「不服従を貫いた、ある農夫の人生を格調高く描く」名もなき生涯 REXさんの映画レビュー(感想・評価)
不服従を貫いた、ある農夫の人生を格調高く描く
ドイツに併合されたオーストリア。
ヒトラーへの服従を死ぬまで拒み続けた名も無き農夫、フランツ。
周りは言う。家族や村や立場ある者のことを考えろと。
権力側は問う。お前が死んでも世の中は何も変わらないと。
フランツのなかにはそんな驕りは何もない。
自分が悪だと思う者に対して、ただ自分の心に背くことができないだけ。
かしこくなれ、と人は言う。
では自分の心に忠実なのはいつも権力側になってしまい、弱者はいつも狡い生き方をしなければならなくなってしまう。
それでいいのだろうか?
仮に忠告を受け入れ生き延びたとして、彼は自分自身を一生許せないだろう。
彼の目に映る世界は美しく、自然の中に神が宿るという感覚がマリックによって研ぎ澄まされ、没入感たっぷりに観客を誘う。土や干し草の匂い、竈の炎の熱さやパンの香り。露草と朝もやの湿気まで感じられるようで、日々の営みへの愛おしさを募らせる。そして問う。
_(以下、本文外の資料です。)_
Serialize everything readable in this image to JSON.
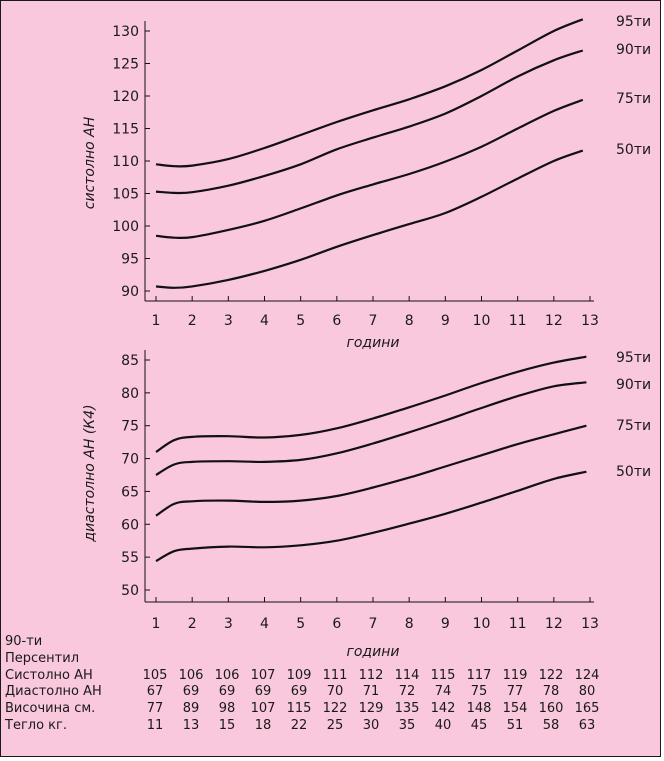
{
  "chart_data": [
    {
      "type": "line",
      "xlabel": "години",
      "ylabel": "систолно АН",
      "xlim": [
        1,
        13
      ],
      "ylim": [
        90,
        130
      ],
      "xticks": [
        1,
        2,
        3,
        4,
        5,
        6,
        7,
        8,
        9,
        10,
        11,
        12,
        13
      ],
      "yticks": [
        90,
        95,
        100,
        105,
        110,
        115,
        120,
        125,
        130
      ],
      "series": [
        {
          "name": "95ти",
          "x": [
            1,
            1.5,
            2,
            3,
            4,
            5,
            6,
            7,
            8,
            9,
            10,
            11,
            12,
            12.8
          ],
          "y": [
            109.5,
            109.2,
            109.3,
            110.3,
            112,
            114,
            116,
            117.8,
            119.5,
            121.5,
            124,
            127,
            130,
            131.8
          ]
        },
        {
          "name": "90ти",
          "x": [
            1,
            1.5,
            2,
            3,
            4,
            5,
            6,
            7,
            8,
            9,
            10,
            11,
            12,
            12.8
          ],
          "y": [
            105.3,
            105.1,
            105.2,
            106.2,
            107.7,
            109.5,
            111.8,
            113.6,
            115.3,
            117.3,
            120,
            123,
            125.5,
            127
          ]
        },
        {
          "name": "75ти",
          "x": [
            1,
            1.5,
            2,
            3,
            4,
            5,
            6,
            7,
            8,
            9,
            10,
            11,
            12,
            12.8
          ],
          "y": [
            98.5,
            98.2,
            98.3,
            99.4,
            100.8,
            102.7,
            104.7,
            106.4,
            108,
            109.9,
            112.2,
            115,
            117.7,
            119.4
          ]
        },
        {
          "name": "50ти",
          "x": [
            1,
            1.5,
            2,
            3,
            4,
            5,
            6,
            7,
            8,
            9,
            10,
            11,
            12,
            12.8
          ],
          "y": [
            90.7,
            90.5,
            90.7,
            91.7,
            93.1,
            94.8,
            96.8,
            98.6,
            100.3,
            102,
            104.5,
            107.3,
            110,
            111.6
          ]
        }
      ]
    },
    {
      "type": "line",
      "xlabel": "години",
      "ylabel": "диастолно АН (К4)",
      "xlim": [
        1,
        13
      ],
      "ylim": [
        50,
        85
      ],
      "xticks": [
        1,
        2,
        3,
        4,
        5,
        6,
        7,
        8,
        9,
        10,
        11,
        12,
        13
      ],
      "yticks": [
        50,
        55,
        60,
        65,
        70,
        75,
        80,
        85
      ],
      "series": [
        {
          "name": "95ти",
          "x": [
            1,
            1.5,
            2,
            3,
            4,
            5,
            6,
            7,
            8,
            9,
            10,
            11,
            12,
            12.9
          ],
          "y": [
            71,
            72.8,
            73.3,
            73.4,
            73.2,
            73.6,
            74.6,
            76.1,
            77.8,
            79.6,
            81.5,
            83.2,
            84.6,
            85.5
          ]
        },
        {
          "name": "90ти",
          "x": [
            1,
            1.5,
            2,
            3,
            4,
            5,
            6,
            7,
            8,
            9,
            10,
            11,
            12,
            12.9
          ],
          "y": [
            67.5,
            69.1,
            69.5,
            69.6,
            69.5,
            69.8,
            70.8,
            72.3,
            74,
            75.8,
            77.7,
            79.5,
            81,
            81.6
          ]
        },
        {
          "name": "75ти",
          "x": [
            1,
            1.5,
            2,
            3,
            4,
            5,
            6,
            7,
            8,
            9,
            10,
            11,
            12,
            12.9
          ],
          "y": [
            61.3,
            63.1,
            63.5,
            63.6,
            63.4,
            63.6,
            64.3,
            65.6,
            67.1,
            68.8,
            70.5,
            72.2,
            73.7,
            75
          ]
        },
        {
          "name": "50ти",
          "x": [
            1,
            1.5,
            2,
            3,
            4,
            5,
            6,
            7,
            8,
            9,
            10,
            11,
            12,
            12.9
          ],
          "y": [
            54.4,
            55.9,
            56.3,
            56.6,
            56.5,
            56.8,
            57.5,
            58.7,
            60.1,
            61.6,
            63.3,
            65.1,
            66.9,
            68
          ]
        }
      ]
    }
  ],
  "table": {
    "title_line1": "90-ти",
    "title_line2": "Персентил",
    "rows": [
      {
        "label": "Систолно АН",
        "values": [
          "105",
          "106",
          "106",
          "107",
          "109",
          "111",
          "112",
          "114",
          "115",
          "117",
          "119",
          "122",
          "124"
        ]
      },
      {
        "label": "Диастолно АН",
        "values": [
          "67",
          "69",
          "69",
          "69",
          "69",
          "70",
          "71",
          "72",
          "74",
          "75",
          "77",
          "78",
          "80"
        ]
      },
      {
        "label": "Височина см.",
        "values": [
          "77",
          "89",
          "98",
          "107",
          "115",
          "122",
          "129",
          "135",
          "142",
          "148",
          "154",
          "160",
          "165"
        ]
      },
      {
        "label": "Тегло кг.",
        "values": [
          "11",
          "13",
          "15",
          "18",
          "22",
          "25",
          "30",
          "35",
          "40",
          "45",
          "51",
          "58",
          "63"
        ]
      }
    ]
  },
  "colors": {
    "background": "#f9c8dd",
    "line": "#111111"
  }
}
ただ単に愛する者と自然とともにつつましく生きたいだけなのに、なぜそれが許されないのだろうかと。
善と悪はいつの時代も曖昧で、ある日突然、価値観は逆転する。
どうして人は無辜の人まで服従させようとするのだろうか。
コロナ下の現代と重なる。
「感染したら誰かを殺すことになる。お前の体がどうなっても知りはしない。周りのためにワクチンを打て」という同調圧力、「○○の家族が感染した。この町から出ていけ」という陽性者叩き。
フランツの住む村の村人たちのように、いつの時代も自分の保身しか考えていない人が多勢の中で、孤立を恐れず、死を賭してまでヒトラーへの不服従を貫いた彼の勇気と、それを受け入れる妻ファニの信念に心打たれました。
誰しもが戦争を好んでいるはずがない。
ならば勇気をもって戦争に不服従を貫けば、庶民の数で公僕を圧倒できるはずなのに、大多数の人は易きに流れてしまう。
ラストに引用されていたジョージ・エリオットの言葉、「世界は名も無き人々の知られざる善意によって守られている」というように、このように映画となって狡くて弱い人間ばかりじゃないことが後世に伝えられ、心に少しでも残り救いとなることで「世界は酷くならない」のだと思う。
本物の英雄とは…と考えさせられる。